Sometimes quick thinking pays off

Many, if not most of us saw the reports and the story regarding the cargo ship that ran aground last month in the English Channel. What you may not have seen or heard about is the quick thinking and decision making of the Captain and crew that saved their lives, a vast majority of the cargo and the ship itself. Aboard this vessel were several vehicles bound for various destinations which obviously experienced a delay in delivery to their destinations. Although this delay may be an inconvenience, the actions of the Captain and crew were lifesaving as well as saving a large amount of product for the companies who have trusted this shipping company with the delivery of their products.

The name of the ship is the Hoegh Osaka which spent three weeks sitting at a fifty-degree angle on the Bramble Bank sandbar. The ship owners Hoegh Autoliners stated this 51,000-ton ship “developed a severe list shortly after she left port” and the pilot and master made the decision to save the ship and the crew by grouding it on the bank near Southampton. With such a severe angle of lean many of the cars onboard were damaged as reports through several new sources, but what might not have been reported was most of the cars on board were undamaged and some were even able to be driven out under their own power.

Originally, with a massive amount of rumors flying about what cars were aboard the vessel, speculations were there was ten percent of Bentley’s annual product aboard the vessel, which turned out to be completely false. What actually were aboard this ship were 1200 JLR products and 65 Minis. With this ship sitting for so long at this angle the expectation was a majority of the vehicles would be damaged beyond repair, but the salvage crew took painstaking care in balancing this ship then offloaded the vehicles from the vessel.

Many cars were damaged, and those that were will most likely never make it to dealerships as many dealers do not want deliver of a vehicle they immediately have to repair, especially when there have been no previous owners. Because of the swift thinking of the Captain and crew aboard the ship was saved, a majority of the cargo was saved and most importantly those aboard were saved. What could have been a catastrophic event turned out to be a saving opportunity for those aboard the Hoegh Osaka.
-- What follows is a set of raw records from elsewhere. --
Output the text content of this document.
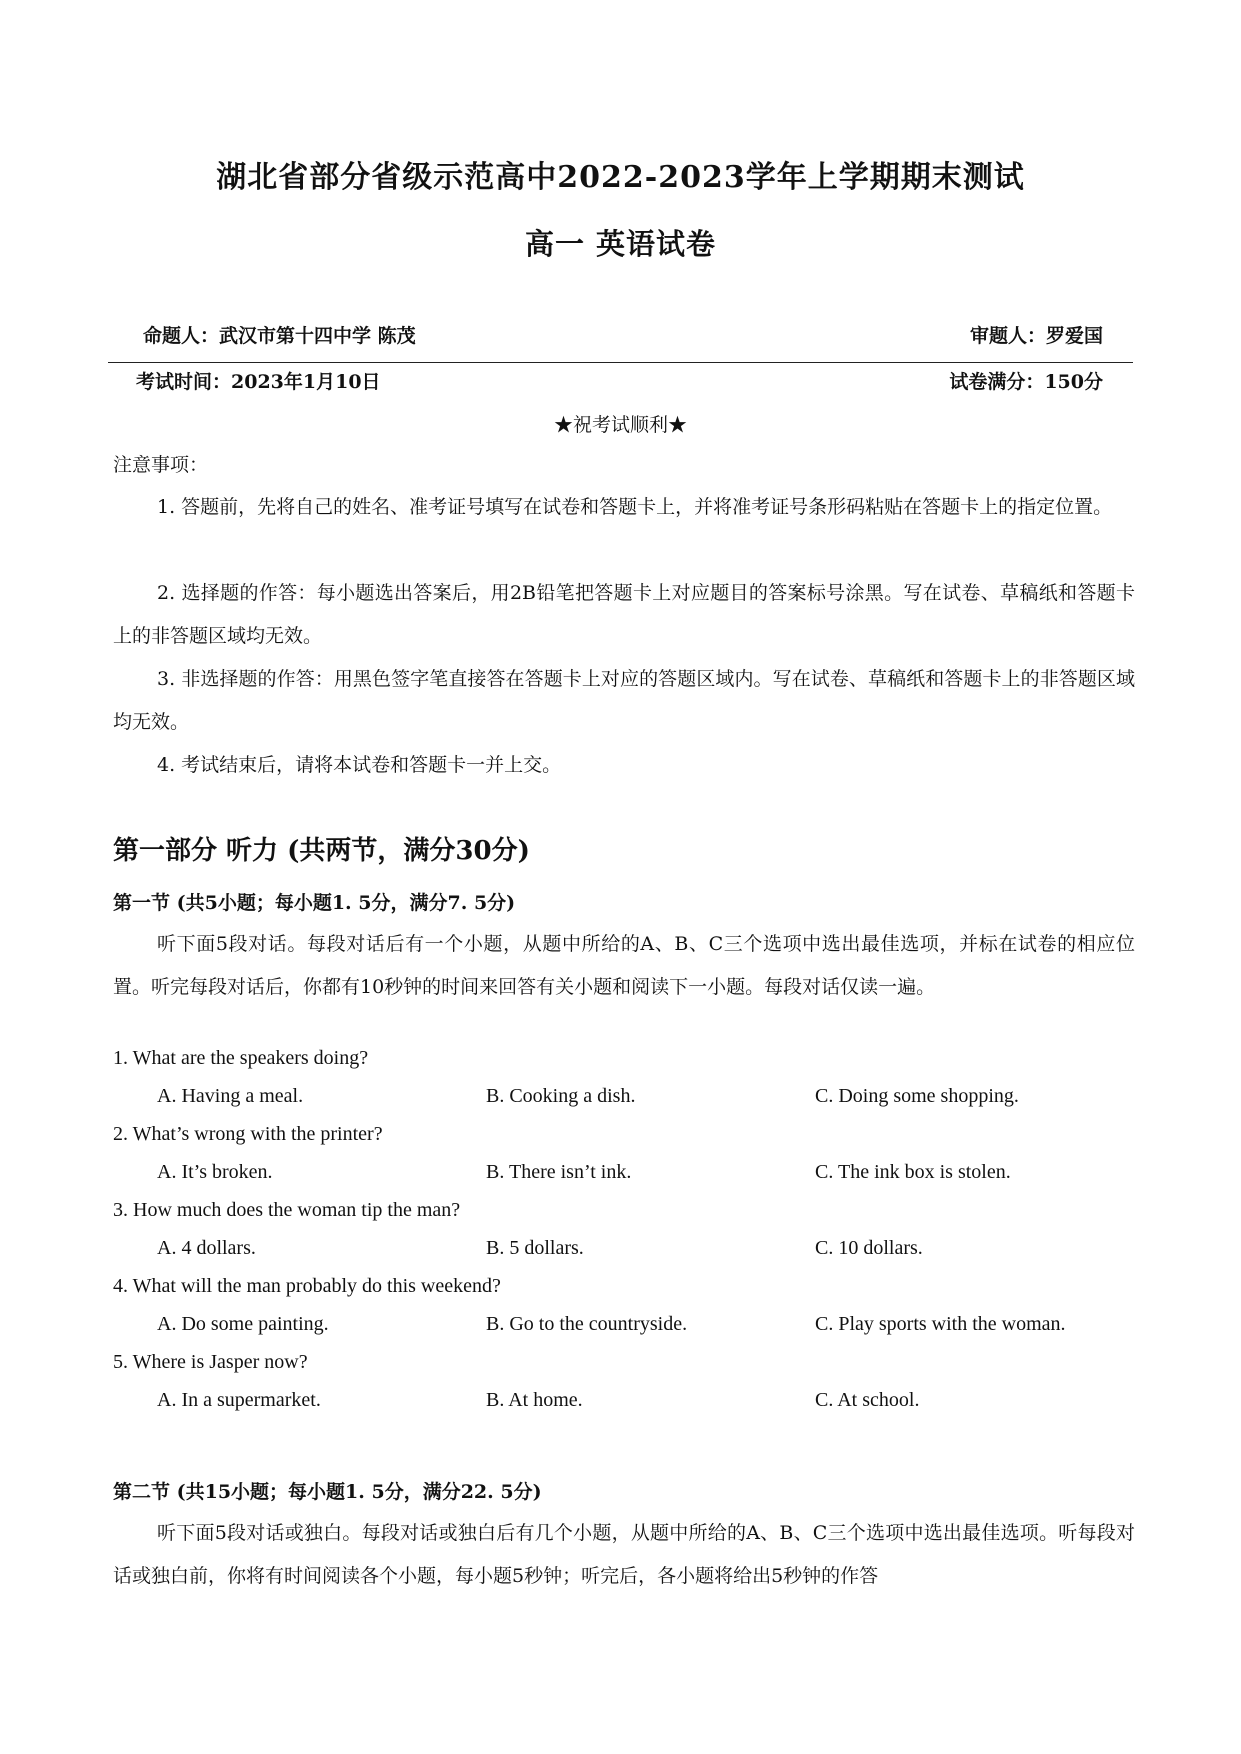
湖北省部分省级示范高中2022-2023学年上学期期末测试
高一 英语试卷
命题人：武汉市第十四中学 陈茂	审题人：罗爱国
考试时间：2023年1月10日	试卷满分：150分
★祝考试顺利★
注意事项：
1. 答题前，先将自己的姓名、准考证号填写在试卷和答题卡上，并将准考证号条形码粘贴在答题卡上的指定位置。
2. 选择题的作答：每小题选出答案后，用2B铅笔把答题卡上对应题目的答案标号涂黑。写在试卷、草稿纸和答题卡上的非答题区域均无效。
3. 非选择题的作答：用黑色签字笔直接答在答题卡上对应的答题区域内。写在试卷、草稿纸和答题卡上的非答题区域均无效。
4. 考试结束后，请将本试卷和答题卡一并上交。
第一部分 听力 (共两节，满分30分)
第一节 (共5小题；每小题1. 5分，满分7. 5分)
听下面5段对话。每段对话后有一个小题，从题中所给的A、B、C三个选项中选出最佳选项，并标在试卷的相应位置。听完每段对话后，你都有10秒钟的时间来回答有关小题和阅读下一小题。每段对话仅读一遍。
1. What are the speakers doing?
A. Having a meal.	B. Cooking a dish.	C. Doing some shopping.
2. What’s wrong with the printer?
A. It’s broken.	B. There isn’t ink.	C. The ink box is stolen.
3. How much does the woman tip the man?
A. 4 dollars.	B. 5 dollars.	C. 10 dollars.
4. What will the man probably do this weekend?
A. Do some painting.	B. Go to the countryside.	C. Play sports with the woman.
5. Where is Jasper now?
A. In a supermarket.	B. At home.	C. At school.
第二节 (共15小题；每小题1. 5分，满分22. 5分)
听下面5段对话或独白。每段对话或独白后有几个小题，从题中所给的A、B、C三个选项中选出最佳选项。听每段对话或独白前，你将有时间阅读各个小题，每小题5秒钟；听完后，各小题将给出5秒钟的作答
What might happen to the vehicles that were damaged during the tilt of the ship? I would venture a guess many of them will go up for auction allowing smart auction shoppers to become owners of cars that not only have low miles, but in many cases no miles. Some of these vehicles may only require minor body work to look like new and others may require more in depth repair to be conducted, either way this accident can turn out the be a good thing all the way around, especially for the crewmembers whose lives were saved.